La pièce “De nos frères blessés”, de Joseph Andras, et mise scène par Fabrice Henry, présentée lundi soir au théâtre Abdelmalek Bouguermouh, au 3ème jour du Festival international du théâtre de Bejaia, a ému jusqu’aux larmes tant elle était poignante et son récit bouleversant.
L’histoire, qui met à jour le parcours héroïque mais singulier de Fernand Iveton, un travailleur algérien d’origine française foncièrement engagé dans le combat de libération nationale, qu’il a dû payer de sa vie ayant été sauvagement torturé, condamné à mort à l’issue d’un simulacre de procès, puis guillotiné en 1957, a secoué et ébranlé tout le public, pourtant habitué à entendre des faits de guerre invraisemblables.
Iveton, la trentaine non révolue, a été arrêté à Belcourt (Alger) pour avoir caché et déposé une bombe dans son lieu de travail.

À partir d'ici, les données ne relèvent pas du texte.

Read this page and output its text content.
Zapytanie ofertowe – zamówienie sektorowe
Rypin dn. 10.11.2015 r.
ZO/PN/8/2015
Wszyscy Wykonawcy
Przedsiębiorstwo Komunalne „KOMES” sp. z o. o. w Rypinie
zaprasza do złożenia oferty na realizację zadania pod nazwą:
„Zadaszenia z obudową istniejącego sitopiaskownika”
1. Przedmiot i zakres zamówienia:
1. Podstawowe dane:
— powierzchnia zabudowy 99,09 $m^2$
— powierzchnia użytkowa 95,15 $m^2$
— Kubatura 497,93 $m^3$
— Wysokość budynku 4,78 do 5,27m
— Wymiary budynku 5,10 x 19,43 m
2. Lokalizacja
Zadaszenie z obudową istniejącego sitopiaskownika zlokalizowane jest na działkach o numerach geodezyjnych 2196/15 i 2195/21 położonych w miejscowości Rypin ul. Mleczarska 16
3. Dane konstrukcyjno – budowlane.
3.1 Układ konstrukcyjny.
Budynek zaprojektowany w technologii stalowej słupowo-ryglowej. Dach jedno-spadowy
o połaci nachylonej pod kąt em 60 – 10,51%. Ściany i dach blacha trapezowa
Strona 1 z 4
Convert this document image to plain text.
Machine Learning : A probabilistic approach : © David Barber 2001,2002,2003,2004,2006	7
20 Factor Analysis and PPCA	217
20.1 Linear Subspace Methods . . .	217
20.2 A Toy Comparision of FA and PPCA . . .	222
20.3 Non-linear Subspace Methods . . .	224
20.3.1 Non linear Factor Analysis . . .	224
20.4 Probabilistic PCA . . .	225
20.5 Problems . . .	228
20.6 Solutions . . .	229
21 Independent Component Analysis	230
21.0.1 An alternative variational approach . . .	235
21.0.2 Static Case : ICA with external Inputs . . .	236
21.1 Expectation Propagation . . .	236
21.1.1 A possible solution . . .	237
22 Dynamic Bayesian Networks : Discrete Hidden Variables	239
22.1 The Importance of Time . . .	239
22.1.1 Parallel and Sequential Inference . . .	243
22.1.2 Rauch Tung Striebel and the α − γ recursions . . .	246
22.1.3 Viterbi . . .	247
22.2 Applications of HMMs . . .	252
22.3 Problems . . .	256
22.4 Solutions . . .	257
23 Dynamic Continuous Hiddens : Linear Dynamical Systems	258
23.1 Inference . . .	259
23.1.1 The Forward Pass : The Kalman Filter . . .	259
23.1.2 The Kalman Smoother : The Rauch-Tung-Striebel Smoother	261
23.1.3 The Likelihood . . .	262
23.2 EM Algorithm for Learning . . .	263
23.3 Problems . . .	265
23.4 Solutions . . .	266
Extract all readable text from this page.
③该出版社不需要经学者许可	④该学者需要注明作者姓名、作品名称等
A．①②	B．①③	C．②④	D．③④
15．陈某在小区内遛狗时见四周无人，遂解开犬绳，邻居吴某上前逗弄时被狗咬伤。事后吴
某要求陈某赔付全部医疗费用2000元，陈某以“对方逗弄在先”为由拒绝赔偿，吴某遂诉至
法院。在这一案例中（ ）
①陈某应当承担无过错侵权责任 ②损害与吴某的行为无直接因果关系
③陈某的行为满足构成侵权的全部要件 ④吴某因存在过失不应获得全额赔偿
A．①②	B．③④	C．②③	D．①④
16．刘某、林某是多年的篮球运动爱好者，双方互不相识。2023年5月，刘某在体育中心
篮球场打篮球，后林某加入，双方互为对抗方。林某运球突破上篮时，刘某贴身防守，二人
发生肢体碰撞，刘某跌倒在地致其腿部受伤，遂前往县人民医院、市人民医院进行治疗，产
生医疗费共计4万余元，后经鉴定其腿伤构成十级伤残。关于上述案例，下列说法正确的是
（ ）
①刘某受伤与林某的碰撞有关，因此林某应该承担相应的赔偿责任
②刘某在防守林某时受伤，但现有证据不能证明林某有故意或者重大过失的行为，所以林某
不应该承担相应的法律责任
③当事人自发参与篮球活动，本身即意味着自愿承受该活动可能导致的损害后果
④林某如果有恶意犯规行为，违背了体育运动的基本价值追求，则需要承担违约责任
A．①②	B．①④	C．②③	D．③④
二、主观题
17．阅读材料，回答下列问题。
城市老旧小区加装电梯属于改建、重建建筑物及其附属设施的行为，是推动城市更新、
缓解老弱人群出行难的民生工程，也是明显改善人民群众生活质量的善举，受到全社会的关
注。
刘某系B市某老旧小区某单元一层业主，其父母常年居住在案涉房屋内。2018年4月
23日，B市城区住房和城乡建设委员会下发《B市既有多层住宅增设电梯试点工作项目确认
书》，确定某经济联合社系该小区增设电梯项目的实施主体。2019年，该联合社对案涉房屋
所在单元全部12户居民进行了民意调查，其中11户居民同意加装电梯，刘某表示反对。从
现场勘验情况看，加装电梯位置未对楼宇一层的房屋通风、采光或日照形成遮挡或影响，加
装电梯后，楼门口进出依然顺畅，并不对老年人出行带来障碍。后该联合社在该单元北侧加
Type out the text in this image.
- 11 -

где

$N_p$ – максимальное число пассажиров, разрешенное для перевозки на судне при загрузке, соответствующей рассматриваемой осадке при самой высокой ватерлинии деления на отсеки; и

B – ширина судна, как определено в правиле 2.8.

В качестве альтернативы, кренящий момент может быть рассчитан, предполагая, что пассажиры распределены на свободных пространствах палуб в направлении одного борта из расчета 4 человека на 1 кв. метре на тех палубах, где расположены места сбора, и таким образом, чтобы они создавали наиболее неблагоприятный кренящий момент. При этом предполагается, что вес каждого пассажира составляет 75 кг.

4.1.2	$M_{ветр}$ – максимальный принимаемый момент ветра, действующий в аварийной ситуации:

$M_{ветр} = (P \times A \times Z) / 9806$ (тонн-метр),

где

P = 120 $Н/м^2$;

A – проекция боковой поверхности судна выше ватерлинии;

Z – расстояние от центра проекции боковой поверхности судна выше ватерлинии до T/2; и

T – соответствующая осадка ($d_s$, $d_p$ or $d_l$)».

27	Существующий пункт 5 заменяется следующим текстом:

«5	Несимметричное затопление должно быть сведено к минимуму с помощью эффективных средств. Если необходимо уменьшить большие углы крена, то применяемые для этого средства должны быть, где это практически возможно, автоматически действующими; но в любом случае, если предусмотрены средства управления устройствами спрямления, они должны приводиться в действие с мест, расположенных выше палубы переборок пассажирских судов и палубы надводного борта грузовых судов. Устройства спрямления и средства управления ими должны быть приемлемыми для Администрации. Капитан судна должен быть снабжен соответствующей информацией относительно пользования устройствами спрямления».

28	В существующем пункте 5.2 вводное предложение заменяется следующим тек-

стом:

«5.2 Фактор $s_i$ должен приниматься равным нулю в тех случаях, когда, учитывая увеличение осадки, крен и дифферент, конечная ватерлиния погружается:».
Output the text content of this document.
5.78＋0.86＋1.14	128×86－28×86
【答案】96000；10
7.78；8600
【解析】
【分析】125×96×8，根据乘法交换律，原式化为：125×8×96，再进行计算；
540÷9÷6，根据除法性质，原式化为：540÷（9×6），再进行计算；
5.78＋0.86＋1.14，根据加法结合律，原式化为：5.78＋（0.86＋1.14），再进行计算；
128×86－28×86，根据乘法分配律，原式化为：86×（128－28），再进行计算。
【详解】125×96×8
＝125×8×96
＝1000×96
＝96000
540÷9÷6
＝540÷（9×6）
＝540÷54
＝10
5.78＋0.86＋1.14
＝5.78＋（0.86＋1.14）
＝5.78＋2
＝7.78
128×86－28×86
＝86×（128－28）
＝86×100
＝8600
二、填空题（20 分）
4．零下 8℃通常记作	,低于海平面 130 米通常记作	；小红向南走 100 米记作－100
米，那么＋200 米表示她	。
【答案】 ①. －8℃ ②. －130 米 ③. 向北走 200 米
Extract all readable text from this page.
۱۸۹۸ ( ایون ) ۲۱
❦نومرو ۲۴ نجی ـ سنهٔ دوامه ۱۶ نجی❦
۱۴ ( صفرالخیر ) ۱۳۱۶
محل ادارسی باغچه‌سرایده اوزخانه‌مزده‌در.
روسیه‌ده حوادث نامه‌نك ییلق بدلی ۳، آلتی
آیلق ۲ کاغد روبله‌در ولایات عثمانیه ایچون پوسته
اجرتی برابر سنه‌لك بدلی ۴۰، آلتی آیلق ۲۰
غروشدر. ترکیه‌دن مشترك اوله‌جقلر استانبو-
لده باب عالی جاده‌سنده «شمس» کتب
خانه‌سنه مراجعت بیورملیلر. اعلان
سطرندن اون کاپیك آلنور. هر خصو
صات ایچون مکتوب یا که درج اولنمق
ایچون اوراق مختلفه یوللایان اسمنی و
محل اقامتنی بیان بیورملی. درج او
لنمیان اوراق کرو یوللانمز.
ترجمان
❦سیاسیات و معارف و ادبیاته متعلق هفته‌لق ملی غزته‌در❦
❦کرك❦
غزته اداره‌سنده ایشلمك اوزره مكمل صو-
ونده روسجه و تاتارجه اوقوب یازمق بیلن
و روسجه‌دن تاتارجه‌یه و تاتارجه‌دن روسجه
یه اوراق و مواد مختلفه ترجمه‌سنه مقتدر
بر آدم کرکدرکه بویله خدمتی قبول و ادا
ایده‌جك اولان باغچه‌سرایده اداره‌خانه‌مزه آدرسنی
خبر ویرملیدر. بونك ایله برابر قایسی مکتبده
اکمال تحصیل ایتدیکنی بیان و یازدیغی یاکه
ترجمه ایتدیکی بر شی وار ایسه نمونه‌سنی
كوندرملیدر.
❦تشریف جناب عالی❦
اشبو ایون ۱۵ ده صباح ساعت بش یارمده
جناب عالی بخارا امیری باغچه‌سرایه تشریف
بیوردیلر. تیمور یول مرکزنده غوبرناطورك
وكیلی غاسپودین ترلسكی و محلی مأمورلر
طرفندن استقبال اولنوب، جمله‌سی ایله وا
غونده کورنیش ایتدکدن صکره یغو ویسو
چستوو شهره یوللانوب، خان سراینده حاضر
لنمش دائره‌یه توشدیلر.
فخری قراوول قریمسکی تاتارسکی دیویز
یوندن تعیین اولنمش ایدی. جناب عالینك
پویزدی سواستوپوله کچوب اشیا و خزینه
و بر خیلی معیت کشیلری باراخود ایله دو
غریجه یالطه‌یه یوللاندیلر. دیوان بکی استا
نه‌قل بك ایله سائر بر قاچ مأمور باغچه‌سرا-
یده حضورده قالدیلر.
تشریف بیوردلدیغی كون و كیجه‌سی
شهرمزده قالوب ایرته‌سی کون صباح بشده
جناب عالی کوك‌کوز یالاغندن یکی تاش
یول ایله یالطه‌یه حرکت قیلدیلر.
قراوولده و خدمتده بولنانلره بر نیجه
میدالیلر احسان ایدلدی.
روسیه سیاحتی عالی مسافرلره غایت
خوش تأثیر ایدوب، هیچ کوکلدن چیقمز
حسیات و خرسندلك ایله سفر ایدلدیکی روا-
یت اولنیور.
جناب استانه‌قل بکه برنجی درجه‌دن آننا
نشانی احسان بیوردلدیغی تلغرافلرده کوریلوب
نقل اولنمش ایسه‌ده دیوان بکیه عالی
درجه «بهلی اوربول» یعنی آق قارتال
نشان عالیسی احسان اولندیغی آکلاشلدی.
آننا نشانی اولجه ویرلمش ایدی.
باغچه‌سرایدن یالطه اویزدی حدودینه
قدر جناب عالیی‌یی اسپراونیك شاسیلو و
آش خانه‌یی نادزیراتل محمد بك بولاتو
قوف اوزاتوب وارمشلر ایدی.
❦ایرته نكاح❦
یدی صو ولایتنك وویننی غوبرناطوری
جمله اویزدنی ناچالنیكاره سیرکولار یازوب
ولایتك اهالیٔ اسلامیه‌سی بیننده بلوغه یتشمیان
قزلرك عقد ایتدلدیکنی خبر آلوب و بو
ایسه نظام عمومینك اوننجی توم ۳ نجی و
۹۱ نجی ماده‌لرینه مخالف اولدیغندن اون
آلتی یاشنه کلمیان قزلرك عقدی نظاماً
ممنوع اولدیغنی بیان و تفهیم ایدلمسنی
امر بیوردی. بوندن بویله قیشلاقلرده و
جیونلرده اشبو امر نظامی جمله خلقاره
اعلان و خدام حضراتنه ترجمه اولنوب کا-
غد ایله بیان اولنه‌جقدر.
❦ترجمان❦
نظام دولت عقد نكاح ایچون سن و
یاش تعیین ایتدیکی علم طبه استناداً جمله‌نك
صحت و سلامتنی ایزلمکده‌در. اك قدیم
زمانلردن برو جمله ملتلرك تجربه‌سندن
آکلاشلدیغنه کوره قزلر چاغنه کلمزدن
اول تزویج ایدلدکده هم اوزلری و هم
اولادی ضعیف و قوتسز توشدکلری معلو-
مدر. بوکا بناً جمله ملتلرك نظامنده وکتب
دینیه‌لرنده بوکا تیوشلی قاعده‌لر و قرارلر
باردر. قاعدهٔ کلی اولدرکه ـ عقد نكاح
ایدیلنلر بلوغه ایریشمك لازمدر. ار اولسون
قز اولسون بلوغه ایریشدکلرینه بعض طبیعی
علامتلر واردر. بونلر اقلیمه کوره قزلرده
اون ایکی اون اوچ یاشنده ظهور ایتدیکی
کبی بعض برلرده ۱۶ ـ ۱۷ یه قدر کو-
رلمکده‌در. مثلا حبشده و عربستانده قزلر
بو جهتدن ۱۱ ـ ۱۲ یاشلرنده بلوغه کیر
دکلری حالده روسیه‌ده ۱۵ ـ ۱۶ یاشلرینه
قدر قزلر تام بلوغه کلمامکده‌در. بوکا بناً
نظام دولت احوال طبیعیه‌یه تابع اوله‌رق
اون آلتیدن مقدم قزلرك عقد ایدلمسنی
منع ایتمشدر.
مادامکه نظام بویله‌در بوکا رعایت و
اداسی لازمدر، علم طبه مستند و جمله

Un engin, toutefois, qui n’a jamais explosé ni tué quiconque ayant été dissimulé dans un endroit où il ne pouvait faire de victimes, son objectif n’étant autre que celui d’éveiller les consciences et d’attirer l’attention sur les massacres d’Algériens.
Pour autant, son geste a été interprété comme un “acte terroriste”. A ce titre, Iveton a été traité comme “un rebelle, un traître, un félon, un blanc vendu aux crouilles”. La demande de grâce introduite auprès des autorités françaises, notamment de François Mitterand, alors ministre de l’Intérieur, ultérieurement devenu président et artisan, en 1982, de la loi sur l’abolition de la peine de mort, a été rejetée.
Pour mettre en scène ce drame, Fabrice Henri s’est contenté, hormis quelques passages romancés, de reproduire fidèlement le livre de Joseph Andras, récipiendaire du prix Goncourt du “1er roman”, en 2016, qu’il a, du reste, refusé d’accepter.
Le metteur en scène à fait la part belle à la narration, laissée à l’apanage de 04 comédiens d’exception (François Copin, Clémentine Haro, Vincent Poudroux et Thomas Résende), qui ont magnifié le texte original en le déclamant avec une émotion et un réalisme époustouflants.
En fait, son succès, au-delà de la performance des acteurs, doit beaucoup également à la technique scénographique utilisée, empruntant surtout au théâtre actif, qui associe acteurs et spectateurs dans une dynamique partagée d’écoute et d’engagement. Plusieurs spectateurs ont ainsi été conviés à lire des passages de lettres d’Iveton à sa femme, ou à camper sur scène quelques rôles de condamnés à mort sur le point de passer sous la lame de la guillotine, sur fond d’un chant révolutionnaire “Min djibalina”, entonné collectivement.
Un spectacle singulier, original, bien servi par les comédiens et surtout par la qualité et la puissance du texte, que d’aucuns qualifient de chef-d’œuvre.